5 thoughts on “UnderColor’s spiral challenge from 1984 – part 1

  1. Paul Fiscarelli

    Hello Allen – I sent you a DM on FB, but I don’t think you’ve seen it yet. What you have posted above is not exactly an accurate reproduction of what is being asked in the challenge question. You are using an offset decrease of 3 in each of your iterations, which produces a gap of only 2-pixels in both height and width. The challenge is indicating a gap of 3-pixels between lines, which requires an offset decrease of 4 in each iteration. This is further evident in the challenge’s diagram of the spiral, which indicates a line-length of 188-pixels for the line on the far left-hand side of the screen. If you perform a screen grab in XRoar (pixel perfect geometry of 640×480 window and 512×384 screen resolution), you will find your code generates a line length of 189 pixels (scale the 512×384 in half).

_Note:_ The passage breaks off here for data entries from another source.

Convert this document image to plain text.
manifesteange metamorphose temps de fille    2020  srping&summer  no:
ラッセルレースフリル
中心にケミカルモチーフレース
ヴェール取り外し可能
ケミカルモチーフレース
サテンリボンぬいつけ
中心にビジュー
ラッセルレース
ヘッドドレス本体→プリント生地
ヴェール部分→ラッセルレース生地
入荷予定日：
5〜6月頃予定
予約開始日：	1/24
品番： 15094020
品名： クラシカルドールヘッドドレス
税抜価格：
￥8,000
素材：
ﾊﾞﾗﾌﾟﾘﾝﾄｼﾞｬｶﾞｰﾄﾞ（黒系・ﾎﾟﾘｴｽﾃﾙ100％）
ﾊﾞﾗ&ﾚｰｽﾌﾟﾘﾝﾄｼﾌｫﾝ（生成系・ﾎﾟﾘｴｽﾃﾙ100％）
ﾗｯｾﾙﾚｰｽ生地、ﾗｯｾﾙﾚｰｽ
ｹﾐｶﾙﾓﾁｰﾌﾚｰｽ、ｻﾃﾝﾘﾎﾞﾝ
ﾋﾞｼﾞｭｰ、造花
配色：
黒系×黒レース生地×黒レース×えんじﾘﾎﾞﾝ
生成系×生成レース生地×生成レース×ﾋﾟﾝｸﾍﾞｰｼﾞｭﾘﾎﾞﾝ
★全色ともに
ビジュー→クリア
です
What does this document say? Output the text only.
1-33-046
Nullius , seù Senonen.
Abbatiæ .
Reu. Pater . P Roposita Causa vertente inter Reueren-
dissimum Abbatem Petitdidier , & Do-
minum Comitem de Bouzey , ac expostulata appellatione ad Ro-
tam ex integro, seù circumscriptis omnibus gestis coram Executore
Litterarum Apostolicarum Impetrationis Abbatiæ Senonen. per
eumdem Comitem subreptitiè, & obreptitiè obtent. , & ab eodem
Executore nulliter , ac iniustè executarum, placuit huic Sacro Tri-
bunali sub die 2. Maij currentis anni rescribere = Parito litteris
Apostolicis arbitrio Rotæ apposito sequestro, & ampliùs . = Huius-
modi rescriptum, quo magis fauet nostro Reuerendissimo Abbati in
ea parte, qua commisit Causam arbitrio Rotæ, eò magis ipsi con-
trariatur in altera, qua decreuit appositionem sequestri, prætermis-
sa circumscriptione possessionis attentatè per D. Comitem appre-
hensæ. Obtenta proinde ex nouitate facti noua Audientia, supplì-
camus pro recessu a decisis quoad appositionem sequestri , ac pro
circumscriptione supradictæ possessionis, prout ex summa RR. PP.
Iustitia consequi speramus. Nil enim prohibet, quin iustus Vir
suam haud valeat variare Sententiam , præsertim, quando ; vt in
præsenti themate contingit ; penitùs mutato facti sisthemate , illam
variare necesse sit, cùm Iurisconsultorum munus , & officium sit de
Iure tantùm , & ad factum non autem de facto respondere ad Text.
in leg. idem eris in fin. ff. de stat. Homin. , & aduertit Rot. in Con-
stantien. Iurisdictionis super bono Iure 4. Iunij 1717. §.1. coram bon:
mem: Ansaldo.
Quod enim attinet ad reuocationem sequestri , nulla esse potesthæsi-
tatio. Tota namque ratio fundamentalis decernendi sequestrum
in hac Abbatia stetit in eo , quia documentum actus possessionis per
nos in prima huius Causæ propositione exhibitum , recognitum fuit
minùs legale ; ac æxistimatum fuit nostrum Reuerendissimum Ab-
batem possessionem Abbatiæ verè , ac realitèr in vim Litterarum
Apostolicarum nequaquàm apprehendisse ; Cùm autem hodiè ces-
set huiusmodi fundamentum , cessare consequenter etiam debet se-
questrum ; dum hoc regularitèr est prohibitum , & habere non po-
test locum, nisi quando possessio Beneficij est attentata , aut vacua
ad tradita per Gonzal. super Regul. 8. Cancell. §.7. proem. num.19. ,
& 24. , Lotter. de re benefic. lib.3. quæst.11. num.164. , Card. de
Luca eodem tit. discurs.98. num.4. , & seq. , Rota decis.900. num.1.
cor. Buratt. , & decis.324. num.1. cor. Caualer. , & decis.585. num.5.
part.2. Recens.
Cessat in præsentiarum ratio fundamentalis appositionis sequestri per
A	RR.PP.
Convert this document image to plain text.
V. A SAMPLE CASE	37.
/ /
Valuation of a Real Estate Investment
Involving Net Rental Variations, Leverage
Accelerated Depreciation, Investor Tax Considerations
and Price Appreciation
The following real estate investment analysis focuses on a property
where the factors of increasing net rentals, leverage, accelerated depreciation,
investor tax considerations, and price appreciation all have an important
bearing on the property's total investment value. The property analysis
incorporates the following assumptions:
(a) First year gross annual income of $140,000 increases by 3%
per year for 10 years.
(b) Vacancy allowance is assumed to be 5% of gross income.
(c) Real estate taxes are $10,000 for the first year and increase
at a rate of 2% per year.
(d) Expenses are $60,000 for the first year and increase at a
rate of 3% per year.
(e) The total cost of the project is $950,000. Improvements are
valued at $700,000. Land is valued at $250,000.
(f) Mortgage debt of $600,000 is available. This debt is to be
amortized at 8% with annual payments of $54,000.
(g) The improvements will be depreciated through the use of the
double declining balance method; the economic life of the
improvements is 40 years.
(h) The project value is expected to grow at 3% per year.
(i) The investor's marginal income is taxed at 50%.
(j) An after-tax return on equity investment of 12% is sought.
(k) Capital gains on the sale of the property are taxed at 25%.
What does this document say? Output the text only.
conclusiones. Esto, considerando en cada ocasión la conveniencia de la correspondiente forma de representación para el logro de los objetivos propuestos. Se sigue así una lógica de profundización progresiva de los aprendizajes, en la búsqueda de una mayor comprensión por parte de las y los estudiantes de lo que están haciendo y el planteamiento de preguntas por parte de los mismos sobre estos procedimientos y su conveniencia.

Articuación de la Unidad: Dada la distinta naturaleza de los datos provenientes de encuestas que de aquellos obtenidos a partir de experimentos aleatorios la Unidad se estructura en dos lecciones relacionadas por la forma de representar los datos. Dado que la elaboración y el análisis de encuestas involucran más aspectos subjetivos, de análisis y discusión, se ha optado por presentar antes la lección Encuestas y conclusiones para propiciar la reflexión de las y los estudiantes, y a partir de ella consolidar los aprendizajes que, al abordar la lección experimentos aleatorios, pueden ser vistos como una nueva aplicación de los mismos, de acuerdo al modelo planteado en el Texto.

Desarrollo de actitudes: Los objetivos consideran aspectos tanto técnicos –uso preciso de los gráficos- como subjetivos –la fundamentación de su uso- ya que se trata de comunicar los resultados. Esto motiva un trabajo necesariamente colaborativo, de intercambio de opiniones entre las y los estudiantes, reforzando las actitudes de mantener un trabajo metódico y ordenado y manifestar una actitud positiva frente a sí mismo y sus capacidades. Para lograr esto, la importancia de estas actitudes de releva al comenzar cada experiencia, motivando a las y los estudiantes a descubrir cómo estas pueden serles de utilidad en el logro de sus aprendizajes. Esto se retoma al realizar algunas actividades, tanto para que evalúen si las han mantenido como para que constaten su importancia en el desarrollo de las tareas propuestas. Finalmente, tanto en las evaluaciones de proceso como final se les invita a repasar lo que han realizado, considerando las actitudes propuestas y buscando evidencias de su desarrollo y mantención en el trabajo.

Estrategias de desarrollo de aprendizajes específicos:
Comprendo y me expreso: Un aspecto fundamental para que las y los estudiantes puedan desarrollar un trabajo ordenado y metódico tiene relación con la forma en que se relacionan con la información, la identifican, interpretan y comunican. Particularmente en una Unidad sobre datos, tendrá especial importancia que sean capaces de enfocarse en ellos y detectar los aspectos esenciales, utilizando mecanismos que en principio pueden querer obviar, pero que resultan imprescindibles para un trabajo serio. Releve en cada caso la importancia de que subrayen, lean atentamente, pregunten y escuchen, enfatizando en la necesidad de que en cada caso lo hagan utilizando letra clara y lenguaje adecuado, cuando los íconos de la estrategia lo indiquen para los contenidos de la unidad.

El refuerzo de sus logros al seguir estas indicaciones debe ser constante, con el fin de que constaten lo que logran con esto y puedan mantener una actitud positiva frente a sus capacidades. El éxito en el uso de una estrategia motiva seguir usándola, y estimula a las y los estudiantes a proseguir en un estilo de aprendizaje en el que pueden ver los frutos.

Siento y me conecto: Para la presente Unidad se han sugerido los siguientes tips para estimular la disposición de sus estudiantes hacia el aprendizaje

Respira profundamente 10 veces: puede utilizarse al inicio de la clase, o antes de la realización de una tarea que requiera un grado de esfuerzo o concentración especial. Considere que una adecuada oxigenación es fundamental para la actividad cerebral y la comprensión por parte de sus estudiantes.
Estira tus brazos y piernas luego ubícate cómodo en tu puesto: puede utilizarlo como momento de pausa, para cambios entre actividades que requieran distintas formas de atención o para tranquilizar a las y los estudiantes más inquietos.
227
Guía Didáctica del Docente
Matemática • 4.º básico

    If you change the offset decrease in your code to 4 instead of 3, you will achieve a render time of roughly 2.43 seconds. This is due to the fact that you are rendering about 23% fewer lines with the DRAW statement.

    You can reduce this time even further if you were to use only a single offset variable for drawing both the horizontal and vertical lines, and by adding a separate width to the horizontal lines with a value of 64 = (256w – 192v). This method will shave roughly 0.10 seconds off your render time, down to approximately 2.33 seconds.

    10 TIMER=0
    20 PMODE4,1:PCLS:SCREEN1,1
    30 OF=191:DRAW”BM0,191″
    40 DRAW”R=OF;R64″
    50 DRAW”U=OF;L=OF;L64;”
    60 OF=OF-4
    70 DRAW”D=OF;R=OF;R64;”
    80 OF=OF-4
    90 IF OF>0 THEN 50
    100 TM=TIMER
    110 IF INKEY$=”” THEN 110
    120 PRINT TM/60

    As an additional optimization step, you can replace the IF/THEN boundary check with a FOR/NEXT loop, to shave another 0.05 seconds from your render time – getting it down to roughly 2.28 seconds.

    10 TIMER=0
    20 PMODE4,1:PCLS:SCREEN1,1
    30 OF=191:DRAW”BM0,191″
    40 DRAW”R=OF;R64″
    50 FOR N=0 TO 23
    60 DRAW”U=OF;L=OF;L64;”
    70 OF=OF-4
    80 DRAW”D=OF;R=OF;R64;”
    90 OF=OF-4
    100 NEXT
    110 TM=TIMER
    120 IF INKEY$=”” THEN 120
    130 PRINT TM/60

    There are probably some other optimizations that can be done here – but it’s a start. Oh, I also tested these examples with VCC 2.1.9.2-pre2. I’m sure there will be slight variations in timing with the different emulators, and probably even with different versions of VCC.

    Reply
    1. Allen Huffman Post author

      Sounds like you are volunteering to be included in part 4 ;) As you will see in part 2, we have two patterns at play that are different so one (or both) is definitely wrong ;)

      Permission to include your code and details?

      Reply
    2. Allen Huffman Post author

      And FB wants a separate app to chat mobile which I don’t have installed on my phone or tablet, so I don’t see any messages to my personal account. But I can see them if you message my Sub-Etha page.

      Reply
      1. Paul Fiscarelli

        Understood. I no longer post in public groups on FB, otherwise I would I followed up in the comments on the original post.